Abigail Ruhman is a freshman journalism and political science major at MU. She is an opinion columnist who writes about student life, politics and social issues for the Maneater.
Filling out the Free Application for Federal Student Aid sucks. Digging through tax documents and family information in hopes that maybe this year is the year you can afford college tuition sucks. The scary part about the system is that it does not assist those who need it most.
For most college students, FAFSA is something we have to do that just is not great. Other students can easily experience a time full of fear and questions of family status. It reveals another layer of confusion to a system that is already complex. At the end of my senior year, my best friend was attempting to fill out the FASFA Verification Form (or audits) for his university. While I saw the document as a nuisance, he was struggling to find all of his family’s information. That day, for the first time ever, he told me about his parents’ immigration status. The FAFSA requires the student to prove their parents’ residency for in-state tuition. The requirement to prove residency would make sense, but the verification process is where the neediest students lose out.
The verification process sounds simple: If you are a “dependent” on the tax year that you use to fill out your FAFSA, you have to prove that the person you are dependent on is in-state. Where it becomes questionable is when that verification creates a hold on the application. That hold can mean that students lose out on the first come, first serve basis. Because my friend’s parents were not citizens, he struggled finding documentation and the required information. For him, there were not many places to find necessary resources. He was afraid that asking for help might be the reason his parents were deported.
According to Vox, Donald Trump wants immigrants to be afraid in the United States. The scary (but not surprising) part: It is working. Trump is hoping to make immigrants go through a harder application process to use public benefits.
It turns out that immigrants are not the only ones that lose out. The lower class in general also tends to be the ones affected by these audits. When these audits target low income students, the burden of filling it out can actually cause students to not receive the Pell Grant (typically awarded to students who show a large financial need based on their Expected Family Contribution which provides an estimate for how much the family can produce) at all. According to the National College Access Network, this can be referred to as “verification melt.” They estimate that only 31 percent of lower income students make it to college with the Pell Grant they are entitled to.
According to Time, 90 percent of audits tend to affect low income students. The families that do go forward with the verification are met with a series of excruciatingly tedious tasks. According to the Institute for College Access and Success, 80 percent of aid administrators agree that navigating the verification process is difficult for students and families. They also found that one third of administrators said that almost always or often leaves aid undetermined even after the semester has started. Additionally, 56 percent agreed that the process prevented eligible students (not just lower class) from getting the aid they need to pay for college.
The verification process leaves students in the dark about their college finances. For students stuck in the middle of the painful process, it can add an additional burden to the students and their families. Students often are left with a disadvantage at the beginning of their college career. Disadvantaged students have to consider the massive burden that debt places on their future, how the debt can actually grow larger than what the student owed at graduation and how that debt affects them later in life.

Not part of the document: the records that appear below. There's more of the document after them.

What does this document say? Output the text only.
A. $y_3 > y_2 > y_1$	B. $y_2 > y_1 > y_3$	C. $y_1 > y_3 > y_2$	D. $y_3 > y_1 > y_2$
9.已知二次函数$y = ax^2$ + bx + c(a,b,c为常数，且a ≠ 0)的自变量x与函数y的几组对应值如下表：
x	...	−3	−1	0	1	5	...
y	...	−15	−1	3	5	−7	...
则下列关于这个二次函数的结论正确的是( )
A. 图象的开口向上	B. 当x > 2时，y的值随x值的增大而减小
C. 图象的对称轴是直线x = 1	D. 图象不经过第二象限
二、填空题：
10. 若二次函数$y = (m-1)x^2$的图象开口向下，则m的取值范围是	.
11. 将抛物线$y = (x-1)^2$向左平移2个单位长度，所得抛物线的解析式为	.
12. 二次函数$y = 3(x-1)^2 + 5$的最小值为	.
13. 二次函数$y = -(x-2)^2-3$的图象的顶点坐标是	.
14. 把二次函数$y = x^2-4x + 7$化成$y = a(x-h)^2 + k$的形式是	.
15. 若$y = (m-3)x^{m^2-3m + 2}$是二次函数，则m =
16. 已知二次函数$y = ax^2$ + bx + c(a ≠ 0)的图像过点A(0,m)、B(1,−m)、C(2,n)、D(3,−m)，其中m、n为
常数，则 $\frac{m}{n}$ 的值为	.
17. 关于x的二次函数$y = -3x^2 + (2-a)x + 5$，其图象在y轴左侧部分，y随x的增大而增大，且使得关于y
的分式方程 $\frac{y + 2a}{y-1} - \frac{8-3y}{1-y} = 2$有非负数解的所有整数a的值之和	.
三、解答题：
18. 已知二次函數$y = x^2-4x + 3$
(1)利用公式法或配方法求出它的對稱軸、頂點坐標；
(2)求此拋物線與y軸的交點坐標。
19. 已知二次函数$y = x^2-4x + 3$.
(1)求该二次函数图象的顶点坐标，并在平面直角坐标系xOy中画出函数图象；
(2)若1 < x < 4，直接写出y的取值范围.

For lower income students and children of immigrants, the financial aid system is not just annoying, it is costing them their education. College students have to recognize that we lose out when these students do not attend college. We can learn so much from their experiences and they deserve the same opportunities as all of us. Education and knowledge should not be reserved just for the privileged. The first step to opening these doors for everyone is to stop holding disadvantaged students from receiving federal student aid.